Tag Heuer Aquaracer Calibre S review
This Tag Heuer features the neatest chronograph functions ever seen on an analogue watch. And, you never know, you might actually use them…
This Tag Heuer is all about the dials. You might think that it’s got a couple of speedometers down at the bottom – nope, those are the chronograph dials, redesigned with bi-directional motors inside.
Tag says this makes them easier to read. We say it’s just to be different – but we’ve few quibbles when the result looks this sharp.

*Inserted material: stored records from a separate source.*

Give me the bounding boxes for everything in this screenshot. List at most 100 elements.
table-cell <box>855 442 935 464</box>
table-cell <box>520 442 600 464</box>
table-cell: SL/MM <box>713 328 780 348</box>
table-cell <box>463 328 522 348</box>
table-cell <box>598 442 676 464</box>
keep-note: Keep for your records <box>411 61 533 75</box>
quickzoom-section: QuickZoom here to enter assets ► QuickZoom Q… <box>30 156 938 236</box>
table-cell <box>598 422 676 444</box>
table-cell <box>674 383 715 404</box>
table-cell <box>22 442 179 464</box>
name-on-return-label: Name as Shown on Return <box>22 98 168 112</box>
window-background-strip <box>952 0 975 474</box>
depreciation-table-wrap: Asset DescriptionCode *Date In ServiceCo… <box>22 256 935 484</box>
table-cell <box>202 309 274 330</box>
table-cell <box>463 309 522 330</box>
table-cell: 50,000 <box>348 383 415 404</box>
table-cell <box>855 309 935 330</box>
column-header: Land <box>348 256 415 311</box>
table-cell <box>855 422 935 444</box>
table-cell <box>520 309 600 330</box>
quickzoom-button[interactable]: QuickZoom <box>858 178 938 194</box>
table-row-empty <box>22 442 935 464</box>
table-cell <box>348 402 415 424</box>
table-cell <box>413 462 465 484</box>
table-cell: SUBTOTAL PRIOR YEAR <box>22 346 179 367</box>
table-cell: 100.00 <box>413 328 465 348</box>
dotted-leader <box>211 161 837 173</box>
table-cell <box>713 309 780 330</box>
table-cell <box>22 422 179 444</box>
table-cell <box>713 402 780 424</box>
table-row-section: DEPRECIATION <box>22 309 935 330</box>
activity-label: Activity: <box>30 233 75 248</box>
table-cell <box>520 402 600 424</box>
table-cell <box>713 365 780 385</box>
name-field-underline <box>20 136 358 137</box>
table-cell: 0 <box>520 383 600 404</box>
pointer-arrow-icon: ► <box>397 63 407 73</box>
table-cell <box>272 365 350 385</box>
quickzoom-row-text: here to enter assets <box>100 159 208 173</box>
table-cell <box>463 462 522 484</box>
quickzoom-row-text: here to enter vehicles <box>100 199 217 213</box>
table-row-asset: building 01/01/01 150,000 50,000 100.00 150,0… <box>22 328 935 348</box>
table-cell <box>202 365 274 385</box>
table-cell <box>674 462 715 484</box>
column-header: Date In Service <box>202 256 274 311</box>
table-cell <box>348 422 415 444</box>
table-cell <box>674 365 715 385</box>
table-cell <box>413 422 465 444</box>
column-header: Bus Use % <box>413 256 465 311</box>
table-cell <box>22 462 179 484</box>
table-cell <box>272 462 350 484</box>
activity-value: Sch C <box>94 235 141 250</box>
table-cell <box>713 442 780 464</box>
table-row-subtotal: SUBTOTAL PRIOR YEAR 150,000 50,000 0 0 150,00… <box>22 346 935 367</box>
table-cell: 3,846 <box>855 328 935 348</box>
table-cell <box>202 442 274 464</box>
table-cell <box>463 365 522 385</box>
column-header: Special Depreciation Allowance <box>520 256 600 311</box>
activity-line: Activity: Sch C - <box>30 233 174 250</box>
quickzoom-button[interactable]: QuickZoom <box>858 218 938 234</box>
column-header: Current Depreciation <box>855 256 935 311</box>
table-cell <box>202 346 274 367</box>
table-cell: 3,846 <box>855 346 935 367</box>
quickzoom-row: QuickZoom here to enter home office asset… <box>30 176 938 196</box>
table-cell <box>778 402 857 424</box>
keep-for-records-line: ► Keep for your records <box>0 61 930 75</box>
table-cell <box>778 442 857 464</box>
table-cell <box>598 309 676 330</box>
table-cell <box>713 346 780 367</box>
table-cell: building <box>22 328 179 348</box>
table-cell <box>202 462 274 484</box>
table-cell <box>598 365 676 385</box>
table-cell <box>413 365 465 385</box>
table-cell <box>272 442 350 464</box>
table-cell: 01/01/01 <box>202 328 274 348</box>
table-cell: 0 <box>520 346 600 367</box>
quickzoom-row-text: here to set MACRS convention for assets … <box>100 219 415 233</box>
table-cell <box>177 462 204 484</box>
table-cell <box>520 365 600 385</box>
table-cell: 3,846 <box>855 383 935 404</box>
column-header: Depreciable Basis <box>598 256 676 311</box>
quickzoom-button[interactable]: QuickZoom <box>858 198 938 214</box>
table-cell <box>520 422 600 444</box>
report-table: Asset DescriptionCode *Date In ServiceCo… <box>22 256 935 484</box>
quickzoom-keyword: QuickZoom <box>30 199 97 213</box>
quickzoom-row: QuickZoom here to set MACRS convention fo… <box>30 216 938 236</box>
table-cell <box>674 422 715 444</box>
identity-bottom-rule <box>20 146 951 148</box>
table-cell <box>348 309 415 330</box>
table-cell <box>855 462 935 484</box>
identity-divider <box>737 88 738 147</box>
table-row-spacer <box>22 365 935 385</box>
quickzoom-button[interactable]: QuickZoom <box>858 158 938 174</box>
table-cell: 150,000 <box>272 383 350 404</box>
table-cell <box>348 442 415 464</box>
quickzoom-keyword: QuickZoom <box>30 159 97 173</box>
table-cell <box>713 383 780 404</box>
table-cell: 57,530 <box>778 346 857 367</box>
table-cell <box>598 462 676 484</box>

It’s my Regatta watch, darling
TAG also smugly points out that they actually designed the first car dashboards back in 1911, so it’s like they’re taking the design back. Naturally, the stuff inside that makes the speedometer bits go round is appropriately Swiss and insane – the Calibre S movement contains 230 moving parts and five bi-directional engines.

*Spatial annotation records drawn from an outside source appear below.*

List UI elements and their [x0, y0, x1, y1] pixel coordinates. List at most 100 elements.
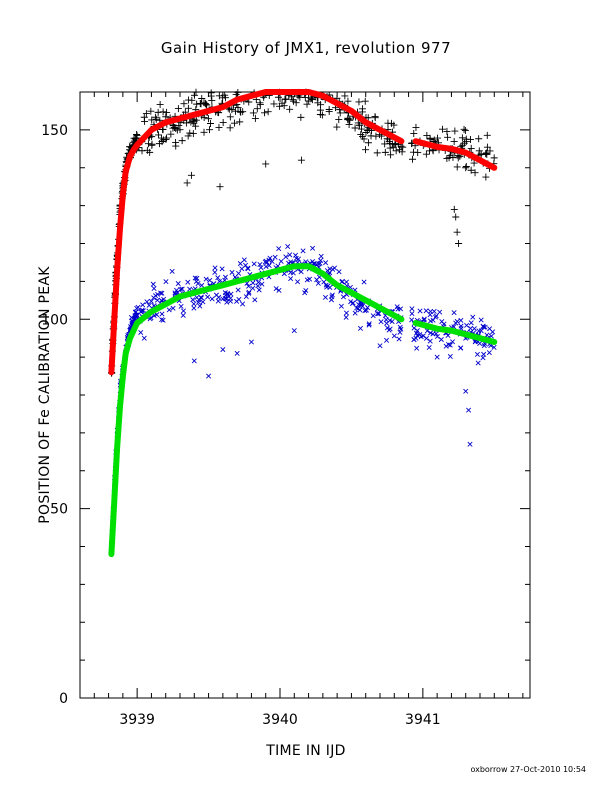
plus-point — [148, 141, 156, 149]
cross-point — [256, 287, 262, 293]
plus-point — [345, 121, 353, 129]
cross-point — [464, 322, 470, 328]
cross-point — [273, 286, 279, 292]
cross-point — [414, 328, 420, 334]
plus-point — [208, 97, 216, 105]
cross-point — [159, 317, 165, 323]
outlier-point — [455, 240, 463, 247]
plus-point — [386, 144, 394, 152]
plus-point — [303, 100, 311, 108]
y-tick-label: 50 — [50, 502, 68, 518]
cross-point — [228, 291, 234, 297]
cross-point — [191, 305, 197, 311]
cross-point — [194, 294, 200, 300]
plus-point — [155, 140, 163, 148]
cross-point — [293, 252, 299, 258]
plot-frame — [79, 91, 531, 699]
cross-point — [298, 269, 304, 275]
outlier-point — [187, 171, 195, 179]
cross-point — [490, 329, 496, 335]
plus-point — [138, 147, 146, 155]
plus-point — [307, 95, 315, 103]
cross-point — [209, 296, 215, 302]
plus-point — [201, 99, 209, 107]
cross-point — [150, 281, 156, 287]
cross-point — [352, 310, 358, 316]
plus-point — [333, 123, 341, 131]
cross-point — [146, 302, 152, 308]
plus-point — [409, 155, 417, 163]
cross-point — [155, 291, 161, 297]
series-2 — [412, 138, 498, 171]
plus-point — [384, 119, 392, 127]
cross-point — [327, 266, 333, 272]
outlier-point — [467, 441, 473, 447]
outlier-point — [183, 179, 191, 187]
cross-point — [468, 320, 474, 326]
plus-point — [450, 138, 458, 146]
plus-point — [351, 124, 359, 132]
cross-point — [151, 285, 157, 292]
series-5 — [412, 320, 498, 345]
cross-point — [375, 311, 381, 317]
x-axis-ticks: 3939 3940 3941 — [93, 92, 524, 728]
cross-point — [166, 307, 172, 313]
plus-point — [186, 129, 194, 137]
cross-point — [135, 304, 141, 310]
plus-point — [443, 127, 451, 135]
cross-point — [363, 307, 369, 313]
cross-point — [376, 311, 382, 317]
cross-point — [477, 340, 483, 347]
plus-point — [446, 151, 454, 159]
cross-point — [175, 281, 181, 287]
cross-point — [384, 337, 390, 343]
cross-point — [160, 317, 166, 323]
cross-point — [267, 255, 273, 261]
cross-point — [154, 297, 160, 303]
plus-point — [314, 99, 322, 107]
cross-point — [237, 261, 243, 267]
cross-point — [180, 312, 186, 318]
plus-point — [148, 116, 156, 124]
cross-point — [411, 325, 417, 331]
cross-point — [474, 351, 480, 357]
cross-point — [396, 336, 402, 342]
cross-point — [239, 266, 245, 272]
plus-point — [475, 135, 483, 143]
plus-point — [215, 92, 223, 100]
cross-point — [159, 290, 165, 296]
cross-point — [195, 299, 202, 305]
outlier-point — [220, 347, 226, 353]
cross-point — [300, 248, 306, 254]
outlier-point — [191, 358, 197, 364]
plus-point — [412, 123, 420, 131]
plus-point — [270, 100, 278, 108]
plus-point — [289, 96, 297, 104]
cross-point — [212, 265, 218, 271]
plus-point — [231, 107, 239, 115]
cross-point — [488, 333, 494, 339]
cross-point — [246, 290, 252, 296]
cross-point — [224, 299, 230, 305]
plus-point — [203, 101, 211, 109]
plus-point — [172, 138, 180, 146]
cross-point — [269, 258, 275, 265]
cross-point — [370, 313, 376, 319]
plus-point — [316, 111, 324, 119]
cross-point — [348, 299, 354, 305]
cross-point — [285, 244, 291, 250]
cross-point — [417, 331, 423, 338]
plus-point — [219, 118, 227, 126]
plus-point — [264, 108, 272, 116]
cross-point — [398, 306, 404, 312]
plus-point — [462, 162, 470, 170]
cross-point — [454, 318, 460, 324]
cross-point — [307, 276, 313, 282]
cross-point — [250, 285, 256, 291]
cross-point — [262, 259, 268, 265]
y-tick-label: 0 — [59, 691, 68, 707]
cross-point — [158, 290, 164, 296]
plus-point — [423, 131, 431, 139]
plus-point — [159, 108, 167, 116]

Every one has to undergo 12,000 hours of testing before it’s allowed out on the streets – or, rather, out onto the yachts, because just in case you’d forgotten that this is a luxury timepiece for rich gents, it also packs a Regatta function that counts down the important ten minutes before a yacht regatta kicks off. Wow.
Fit for divers
Precise to 1/10 of a second – it’s quartz inside, although TAG has demonstrated an all-mechanical watch that is precise to 1/100 second – the watch is also waterproof to 300m, so the divers can reclaim it intact when you throw it overboard in a fit of pique after coming second in the regatta.
In one final blast of opulent pointlessness, it also has a perpetual calendar – using the Julian rather than Gregorian calendar – with a phenomenally complex movement which ensures you won’t have to correct the date for over 100 years. Let’s hope you live long enough to see it go wrong.